Studying elite/townspeople relations in wealthy Teton County, Wyoming

Elites have made Teton County, Wyoming a home and they have complicated relationships with local residents:

When he visits the downtown bars, “I don’t tell people that I live in a gated community. They accept me as a local,” he tells author Justin Farrell in his new book, “Billionaire Wilderness: The Ultra-Wealthy and the Remaking of the American West” (Princeton University Press), out now…

According to a 2018 report from the Economic Policy Institute, the wealthiest 1 percent in Teton County bring in an annual income that’s approximately 142 times more than the other 99 percent of families in the county. The “average” per-capita income in Teton County is just over $251,000, the highest in the country, according to the US Department of Commerce, and the rest of Wyoming doesn’t even come close, with most counties ranging between $40,000 and $50,000 per year, and none going above $70,000. Coming second to Teton is Manhattan, where the average income is $194,000…

But it goes deeper than taxes. Over the last few decades, the wealthy “feel like they’ve been unfairly criticized and targeted,” Farrell says. “Because of the Occupy Wall Street movement and politicians like Bernie Sanders, attacking the rich has become part of the dominant discourse. I actually had a few people tell me that they’ve come to Teton County to escape the socialist revolution. Wyoming feels like a safe haven for them.”…

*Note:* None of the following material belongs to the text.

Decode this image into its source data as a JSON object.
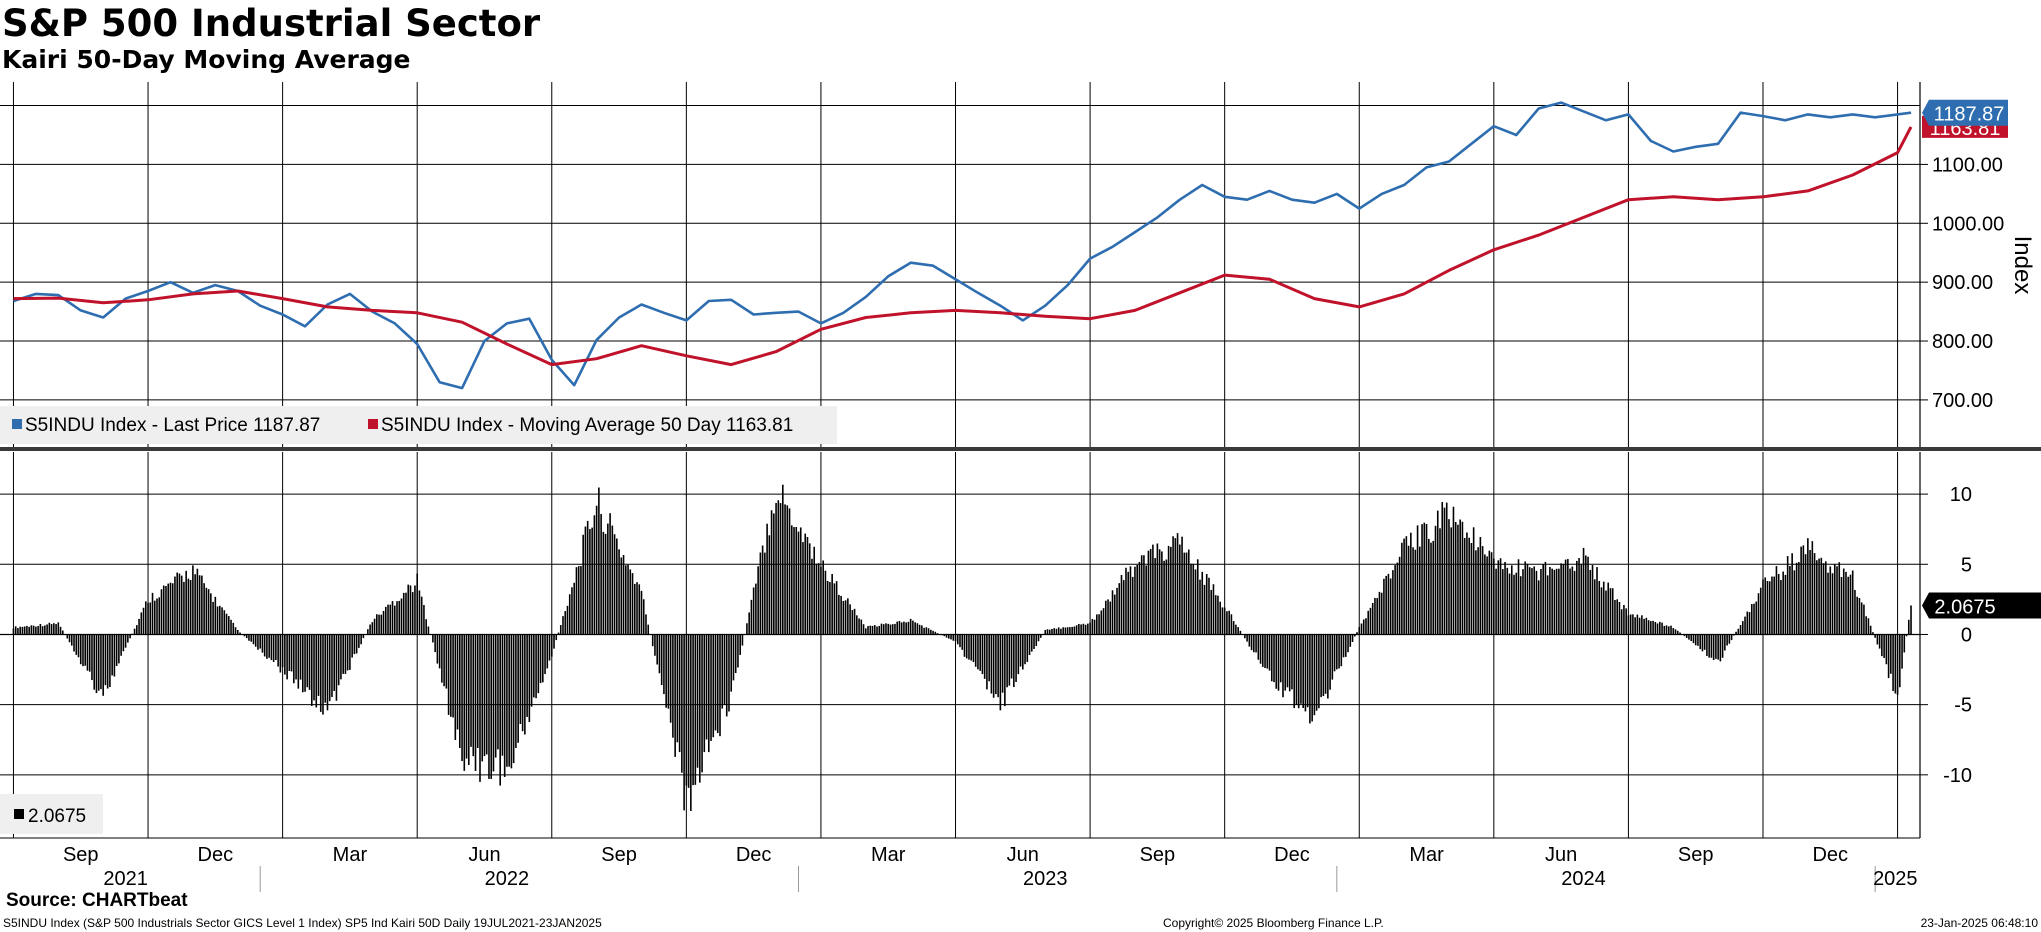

Stewart considered this relationship, and others he had with lower-income locals, to be authentic and equitable, but as Farrell points out, “his friendships are often based on economic exchange and uneven power dynamics.”…

Claire Drury, who lives in Teton County but is far from rich, has a thinly veiled disgust for her wealthy neighbors. “Yeah, yeah, yeah, the ultra-wealthy are befriending us savages while drinking a really nice 1976 Bordeaux,” she told Farrell. “It is reminiscent of all the Buffalo Bill Wild West shows, [with] the noble savages sitting there stiff as a board while their photos are being taken in some sort of sepia-toned thing.”

It is rare to find studies of the elite that includes more direct data including interviews. For a variety of reasons, sociologists tend to focus with elites in an aggregate or from a distance. And one advantage of having money and/or power is that people can exert some control of who has access to them.

And yet, this also sounds like a neighborhood or community study (albeit in a more rural area), a common feature of American sociology for over one hundred years. Even the wealthiest members of Chicago’s Gold Coast could not easily ignore the more difficult conditions just down the street from them (from the classic study The Gold Coast and the Slum). Elites do not exist outside of communities and interactions with people around them. How they get along with others – or not – is worth considering as is how these interactions affect broader communities and could affect the influential ways that elites can act.